Alors, quelle est son utilité ? Il répond à une certaine une idée du progrès. Il rassure. Il oriente. Il répond à notre croyance de consommateur que la vie dépend de nos choix. Il nous donne un sentiment de maîtrise du temps. Temps qui est de l’argent.
La notion d’objectif renvoie à l’idée d’un monde mis à disposition de l’être humain. Un monde « visible, atteignable, maîtrisable et utilisable [1]», pour reprendre les termes d’Hartmund Rosa. Il est grand temps de questionner ce présupposé du rapport au monde propre à la modernité. Aujourd’hui, nous sommes pleinement conscients que le monde nous est indisponible malgré tous nos efforts de conquêtes. Or, si l’on poursuit la pensée du philosophe : « Ce n’est pas le fait de disposer des choses, mais l’entrée en relation avec elles, le fait d’être en mesure de susciter leur réponse – l’efficacité personnelle – et de s’engager ensuite à son tour dans cette réponse, qui constitue le mode fondamental pour l’humain de l’être-au-monde dans sa forme vivante. »
Le monde du travail n’est peut-être pas le lieu de l’ouvert et de la réalisation du potentiel et il demande une forme de maîtrise. Le déterminisme prend ici le pas sur l’intentionnalité. Alors justement, les espaces ouverts manquent.
En tant que coachs, nous avons l’occasion d’offrir de tels espaces. Or, pour qu’un espace puisse être réellement ouvert, il doit être ouvert à la rencontre, ce qui signifie être libéré de l’objectif. Le sens se construit alors dans la rencontre avec soi-même et avec l’autre.
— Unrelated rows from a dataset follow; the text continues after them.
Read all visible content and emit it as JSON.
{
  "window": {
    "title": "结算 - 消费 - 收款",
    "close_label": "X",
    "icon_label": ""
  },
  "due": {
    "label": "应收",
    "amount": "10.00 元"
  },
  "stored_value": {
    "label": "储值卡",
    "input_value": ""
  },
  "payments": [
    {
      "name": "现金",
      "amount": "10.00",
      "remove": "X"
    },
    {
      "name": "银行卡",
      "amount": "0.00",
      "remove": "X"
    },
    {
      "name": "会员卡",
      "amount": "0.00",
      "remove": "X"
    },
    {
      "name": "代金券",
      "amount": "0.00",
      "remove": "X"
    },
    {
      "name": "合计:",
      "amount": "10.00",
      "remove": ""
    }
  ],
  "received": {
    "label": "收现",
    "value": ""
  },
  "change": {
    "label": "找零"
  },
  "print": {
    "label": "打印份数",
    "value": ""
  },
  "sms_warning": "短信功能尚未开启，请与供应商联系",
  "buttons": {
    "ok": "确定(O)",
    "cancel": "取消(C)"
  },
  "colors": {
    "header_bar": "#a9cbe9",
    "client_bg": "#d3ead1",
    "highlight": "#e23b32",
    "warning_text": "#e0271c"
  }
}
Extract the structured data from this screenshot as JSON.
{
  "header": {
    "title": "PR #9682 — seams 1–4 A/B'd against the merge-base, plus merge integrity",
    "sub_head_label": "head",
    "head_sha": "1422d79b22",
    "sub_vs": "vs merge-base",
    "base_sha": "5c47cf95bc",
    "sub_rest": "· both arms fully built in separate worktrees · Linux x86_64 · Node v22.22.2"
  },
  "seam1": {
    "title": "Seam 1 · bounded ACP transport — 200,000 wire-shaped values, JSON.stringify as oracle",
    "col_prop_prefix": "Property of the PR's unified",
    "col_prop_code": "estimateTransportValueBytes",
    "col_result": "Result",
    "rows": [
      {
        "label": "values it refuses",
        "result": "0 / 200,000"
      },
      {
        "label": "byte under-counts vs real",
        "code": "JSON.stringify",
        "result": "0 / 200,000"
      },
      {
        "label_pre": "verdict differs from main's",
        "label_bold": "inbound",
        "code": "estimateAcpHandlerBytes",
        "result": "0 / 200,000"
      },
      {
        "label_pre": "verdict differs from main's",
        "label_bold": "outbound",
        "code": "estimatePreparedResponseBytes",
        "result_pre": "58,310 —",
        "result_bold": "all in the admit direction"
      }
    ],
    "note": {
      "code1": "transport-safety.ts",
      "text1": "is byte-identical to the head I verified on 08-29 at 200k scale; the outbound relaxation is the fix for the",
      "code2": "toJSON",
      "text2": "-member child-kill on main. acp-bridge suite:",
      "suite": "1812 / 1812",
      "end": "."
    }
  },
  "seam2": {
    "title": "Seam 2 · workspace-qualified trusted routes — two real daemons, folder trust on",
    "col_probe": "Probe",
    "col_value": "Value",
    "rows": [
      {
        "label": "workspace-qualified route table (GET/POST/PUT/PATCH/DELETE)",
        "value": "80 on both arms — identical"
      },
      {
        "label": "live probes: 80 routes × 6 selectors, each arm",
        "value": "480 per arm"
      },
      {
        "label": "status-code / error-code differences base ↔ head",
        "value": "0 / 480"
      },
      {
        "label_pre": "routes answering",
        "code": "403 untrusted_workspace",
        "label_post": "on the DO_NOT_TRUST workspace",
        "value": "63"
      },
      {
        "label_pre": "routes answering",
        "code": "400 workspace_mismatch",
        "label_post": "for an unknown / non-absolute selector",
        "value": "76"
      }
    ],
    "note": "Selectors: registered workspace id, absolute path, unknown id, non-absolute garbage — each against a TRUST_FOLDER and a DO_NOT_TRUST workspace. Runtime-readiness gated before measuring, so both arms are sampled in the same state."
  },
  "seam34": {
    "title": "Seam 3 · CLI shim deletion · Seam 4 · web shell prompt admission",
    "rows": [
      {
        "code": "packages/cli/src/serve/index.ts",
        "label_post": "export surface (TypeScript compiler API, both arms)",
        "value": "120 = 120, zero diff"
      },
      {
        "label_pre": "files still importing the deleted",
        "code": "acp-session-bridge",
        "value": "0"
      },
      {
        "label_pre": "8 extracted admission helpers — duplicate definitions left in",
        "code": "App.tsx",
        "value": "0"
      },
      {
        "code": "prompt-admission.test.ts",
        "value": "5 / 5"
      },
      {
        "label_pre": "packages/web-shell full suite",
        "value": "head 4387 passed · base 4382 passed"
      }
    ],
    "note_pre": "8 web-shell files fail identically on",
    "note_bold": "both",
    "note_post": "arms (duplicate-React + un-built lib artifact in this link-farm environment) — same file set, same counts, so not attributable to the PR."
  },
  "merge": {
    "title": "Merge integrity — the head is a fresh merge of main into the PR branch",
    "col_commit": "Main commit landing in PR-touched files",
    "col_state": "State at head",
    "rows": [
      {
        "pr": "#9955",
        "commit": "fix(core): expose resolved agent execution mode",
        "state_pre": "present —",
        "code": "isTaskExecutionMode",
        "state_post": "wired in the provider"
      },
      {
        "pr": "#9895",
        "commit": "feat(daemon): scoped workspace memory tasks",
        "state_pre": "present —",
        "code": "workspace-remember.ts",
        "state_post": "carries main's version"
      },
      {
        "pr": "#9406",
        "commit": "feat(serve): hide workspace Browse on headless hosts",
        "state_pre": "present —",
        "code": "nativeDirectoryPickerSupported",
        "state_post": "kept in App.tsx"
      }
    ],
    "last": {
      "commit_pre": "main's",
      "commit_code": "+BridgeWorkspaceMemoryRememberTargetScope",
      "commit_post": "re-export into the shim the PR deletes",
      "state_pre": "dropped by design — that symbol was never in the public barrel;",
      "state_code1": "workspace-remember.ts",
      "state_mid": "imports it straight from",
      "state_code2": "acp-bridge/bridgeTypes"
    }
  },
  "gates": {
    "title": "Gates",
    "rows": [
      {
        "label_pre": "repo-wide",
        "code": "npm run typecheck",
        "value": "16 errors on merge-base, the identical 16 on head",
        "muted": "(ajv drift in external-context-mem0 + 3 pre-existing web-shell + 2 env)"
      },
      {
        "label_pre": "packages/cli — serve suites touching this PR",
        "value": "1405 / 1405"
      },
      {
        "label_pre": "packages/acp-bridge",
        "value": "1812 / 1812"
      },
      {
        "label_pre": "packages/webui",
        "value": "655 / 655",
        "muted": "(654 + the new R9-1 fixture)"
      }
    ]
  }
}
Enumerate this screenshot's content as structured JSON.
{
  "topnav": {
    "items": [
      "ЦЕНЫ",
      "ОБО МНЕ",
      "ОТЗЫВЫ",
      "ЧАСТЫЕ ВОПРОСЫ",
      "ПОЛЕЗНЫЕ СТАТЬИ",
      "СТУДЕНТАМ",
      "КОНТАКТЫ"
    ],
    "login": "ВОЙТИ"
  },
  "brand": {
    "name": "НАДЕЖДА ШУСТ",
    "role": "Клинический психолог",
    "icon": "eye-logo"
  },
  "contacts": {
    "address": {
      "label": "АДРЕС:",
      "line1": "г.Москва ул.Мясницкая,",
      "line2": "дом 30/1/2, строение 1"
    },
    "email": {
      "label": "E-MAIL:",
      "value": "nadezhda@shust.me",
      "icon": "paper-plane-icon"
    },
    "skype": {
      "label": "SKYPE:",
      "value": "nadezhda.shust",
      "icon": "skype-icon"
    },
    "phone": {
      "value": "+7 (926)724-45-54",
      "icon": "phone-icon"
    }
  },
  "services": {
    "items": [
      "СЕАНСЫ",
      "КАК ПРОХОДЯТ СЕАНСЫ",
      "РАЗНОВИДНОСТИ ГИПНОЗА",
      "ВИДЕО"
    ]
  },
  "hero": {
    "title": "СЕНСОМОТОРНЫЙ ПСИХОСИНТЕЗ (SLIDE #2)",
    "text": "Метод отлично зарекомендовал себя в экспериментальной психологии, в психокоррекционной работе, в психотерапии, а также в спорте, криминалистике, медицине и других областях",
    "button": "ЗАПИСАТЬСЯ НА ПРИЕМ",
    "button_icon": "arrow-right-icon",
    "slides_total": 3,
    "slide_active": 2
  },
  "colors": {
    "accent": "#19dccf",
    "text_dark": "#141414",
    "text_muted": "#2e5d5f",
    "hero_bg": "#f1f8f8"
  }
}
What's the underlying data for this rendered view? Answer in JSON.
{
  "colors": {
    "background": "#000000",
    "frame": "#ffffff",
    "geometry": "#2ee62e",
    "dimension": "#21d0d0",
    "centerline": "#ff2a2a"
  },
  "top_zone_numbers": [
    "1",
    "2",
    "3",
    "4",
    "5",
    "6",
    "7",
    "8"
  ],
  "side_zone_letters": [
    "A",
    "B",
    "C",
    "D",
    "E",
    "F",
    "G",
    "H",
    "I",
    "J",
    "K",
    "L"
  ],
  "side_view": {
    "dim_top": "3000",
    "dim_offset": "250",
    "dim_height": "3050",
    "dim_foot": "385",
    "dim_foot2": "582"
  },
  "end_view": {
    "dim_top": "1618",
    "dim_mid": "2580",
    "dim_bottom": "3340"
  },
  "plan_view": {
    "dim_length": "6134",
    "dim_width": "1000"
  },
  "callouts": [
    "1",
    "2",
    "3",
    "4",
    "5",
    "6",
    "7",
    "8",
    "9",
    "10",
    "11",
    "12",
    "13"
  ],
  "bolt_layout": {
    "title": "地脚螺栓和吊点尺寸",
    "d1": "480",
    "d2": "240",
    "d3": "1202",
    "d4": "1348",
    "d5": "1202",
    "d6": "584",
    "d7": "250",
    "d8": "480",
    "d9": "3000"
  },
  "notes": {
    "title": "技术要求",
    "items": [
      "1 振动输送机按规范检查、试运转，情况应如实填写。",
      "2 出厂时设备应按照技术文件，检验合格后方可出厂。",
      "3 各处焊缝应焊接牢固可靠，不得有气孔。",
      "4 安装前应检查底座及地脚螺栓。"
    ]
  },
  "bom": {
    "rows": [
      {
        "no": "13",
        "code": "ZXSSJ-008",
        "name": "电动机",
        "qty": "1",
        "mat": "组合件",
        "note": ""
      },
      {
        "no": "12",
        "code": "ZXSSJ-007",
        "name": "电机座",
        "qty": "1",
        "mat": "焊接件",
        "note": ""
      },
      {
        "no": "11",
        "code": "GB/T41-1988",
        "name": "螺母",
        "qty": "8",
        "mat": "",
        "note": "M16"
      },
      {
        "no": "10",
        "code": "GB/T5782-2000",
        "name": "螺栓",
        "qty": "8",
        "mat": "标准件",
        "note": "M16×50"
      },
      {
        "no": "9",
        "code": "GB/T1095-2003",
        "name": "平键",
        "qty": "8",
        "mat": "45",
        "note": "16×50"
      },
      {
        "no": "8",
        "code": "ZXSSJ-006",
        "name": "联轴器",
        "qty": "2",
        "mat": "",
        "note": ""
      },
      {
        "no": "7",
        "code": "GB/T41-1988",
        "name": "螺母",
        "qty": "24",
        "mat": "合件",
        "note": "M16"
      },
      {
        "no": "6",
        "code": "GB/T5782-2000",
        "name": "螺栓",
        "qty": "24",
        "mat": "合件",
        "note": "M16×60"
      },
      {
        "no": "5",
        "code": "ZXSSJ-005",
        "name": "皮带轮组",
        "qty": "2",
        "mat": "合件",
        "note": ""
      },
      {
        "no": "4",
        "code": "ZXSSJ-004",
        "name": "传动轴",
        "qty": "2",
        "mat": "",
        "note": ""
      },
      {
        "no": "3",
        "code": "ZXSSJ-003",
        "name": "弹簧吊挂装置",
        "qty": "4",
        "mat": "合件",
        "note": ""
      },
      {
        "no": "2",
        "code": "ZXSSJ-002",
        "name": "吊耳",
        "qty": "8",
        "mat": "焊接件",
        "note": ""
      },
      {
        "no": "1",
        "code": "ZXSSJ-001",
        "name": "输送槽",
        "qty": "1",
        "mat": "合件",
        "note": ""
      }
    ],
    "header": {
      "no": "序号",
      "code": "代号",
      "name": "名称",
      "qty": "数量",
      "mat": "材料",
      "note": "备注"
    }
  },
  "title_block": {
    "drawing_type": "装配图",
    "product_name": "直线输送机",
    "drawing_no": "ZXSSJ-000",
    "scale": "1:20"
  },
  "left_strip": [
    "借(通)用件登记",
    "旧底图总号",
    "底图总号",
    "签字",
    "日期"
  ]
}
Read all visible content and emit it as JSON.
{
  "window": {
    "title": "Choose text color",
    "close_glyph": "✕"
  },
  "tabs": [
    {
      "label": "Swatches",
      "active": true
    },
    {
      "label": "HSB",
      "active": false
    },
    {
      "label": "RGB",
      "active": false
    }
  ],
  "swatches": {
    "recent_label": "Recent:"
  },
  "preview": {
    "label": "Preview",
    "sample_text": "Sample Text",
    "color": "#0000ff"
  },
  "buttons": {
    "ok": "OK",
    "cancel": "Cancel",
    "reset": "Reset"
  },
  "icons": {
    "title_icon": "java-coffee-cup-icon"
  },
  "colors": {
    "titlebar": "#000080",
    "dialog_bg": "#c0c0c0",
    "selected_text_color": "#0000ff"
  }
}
Pour se rencontrer vraiment, il s’agit d’être-là, dans une présence prête à basculer dans l’ouvert, il n’y a pas à craindre d’être statique en se privant d’objectif. La rencontre est mouvement et ce mouvement va entraîner la personne à réaliser son chemin.
La présence est une pierre angulaire des métiers de l’accompagnement. Être présent à soi, à l’autre et à l’environnement dans lequel nous nous inscrivons. Je nommerais la présence dont il est ici question, une présence simple. Simple, en cela qu’elle offre un contenant – par nature vide – où viendront circuler les impressions, les images et les pensées. Ces éléments circuleront librement sans que, par un effort de réflexion, nous ne cherchions d’aucune façon à les imbriquer l’un avec l’autre dans une logique de sens.
La présence simple exige une concentration souple de l’attention. Une agilité face à l’inattendu et un refus net de se laisser embarquer dans des méandres réflexifs ou dans une nuée émotionnelle. La présence simple est funambulesque. C’est une présence débarrassée des convictions ou croyances à défendre. Elle se montre ainsi fragile et douce. Elle seule ouvre réellement un espace de rencontre.
Moins il y a d’enjeux, plus il y a de jeu. La présence simple autorise une rencontre où les enjeux qui habitent notre vécu quotidien s’absentent l’espace d’un instant.
Or, avoir un objectif revient à poser un enjeu.